Special Technical Report
Originally published February 24, 2008
Page 1
The S&P500 (top chart) rebounded well off the January 22 low of
1310.50 , making a fairly strident gain up to 1395.42 as of February 1.
Nonetheless from here things have become more uncertain. The index traveled back down to as low as 1326.45 on the 6th and has contracted into a tight range in the last few weeks. Though a rather small formation on the daily level, the chart does show a distinct contracting wedge pattern. The fact that the bottom is rising so sharply tends to make it somewhat more bearish according to chart theorists.
Nonetheless our solid sentiment readings suggest a break to the upside is more probable.
In any event, it wonʼt take much longer to find out which way it intends to move as it should break out of here in the next few days.
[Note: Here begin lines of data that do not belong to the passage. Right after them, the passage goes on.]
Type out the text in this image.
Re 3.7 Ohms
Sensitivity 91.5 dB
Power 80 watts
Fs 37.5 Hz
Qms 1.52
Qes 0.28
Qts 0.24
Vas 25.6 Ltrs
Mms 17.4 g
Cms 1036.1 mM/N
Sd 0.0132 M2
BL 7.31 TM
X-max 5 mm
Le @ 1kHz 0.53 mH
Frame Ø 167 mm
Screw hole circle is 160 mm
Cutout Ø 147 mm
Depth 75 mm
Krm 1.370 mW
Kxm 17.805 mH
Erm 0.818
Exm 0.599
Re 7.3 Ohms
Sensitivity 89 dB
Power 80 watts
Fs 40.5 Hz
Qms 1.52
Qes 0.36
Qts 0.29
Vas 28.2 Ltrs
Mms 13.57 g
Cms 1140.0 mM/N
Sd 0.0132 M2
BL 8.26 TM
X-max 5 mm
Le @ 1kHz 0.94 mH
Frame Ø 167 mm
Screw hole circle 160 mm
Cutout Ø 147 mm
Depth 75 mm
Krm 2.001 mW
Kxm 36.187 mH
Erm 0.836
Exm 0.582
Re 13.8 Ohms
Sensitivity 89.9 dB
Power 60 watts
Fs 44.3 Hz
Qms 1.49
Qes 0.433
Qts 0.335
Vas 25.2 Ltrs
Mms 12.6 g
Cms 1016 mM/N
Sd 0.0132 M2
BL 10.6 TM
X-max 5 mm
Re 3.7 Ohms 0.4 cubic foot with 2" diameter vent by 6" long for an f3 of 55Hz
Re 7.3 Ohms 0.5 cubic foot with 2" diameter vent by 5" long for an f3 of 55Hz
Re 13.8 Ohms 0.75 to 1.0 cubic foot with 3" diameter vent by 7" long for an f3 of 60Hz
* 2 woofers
The NYSE Bullish Percentage Index (middle chart) continues to bounce off extreme lows, having descended to only 15.91 on January 22. Such a low value is extremely rare and in the last 15 years has always presaged a medium term rebound. January 22 marked many other extremes in breadth indicators as we discussed in the last issue. All of this tends to
suggest a rebound of some kind. Nonetheless some of the expected rise has already occurred. Though we would normally expect more of a recovery based on the extreme low breadth, there is no guarantee weʼll see it. In the last three months the market has been somewhat stingy with gains even while weʼve had a number of underlying positives.
Gold (bottom chart) continues to do extremely well. This is not surprising as it is following a general inflationary trend in a wide range of tangibles, including silver, crude oil, cotton, wheat, soybeans, sugar even live cattle and copper seem to be doing fairly well at this point, though theyʼve had a choppier go of it. Of course trends do not last forever and eventually we will see a reversal. For now weʼll stay the course and retain our 15% allocation to gold in the conservative portfolio.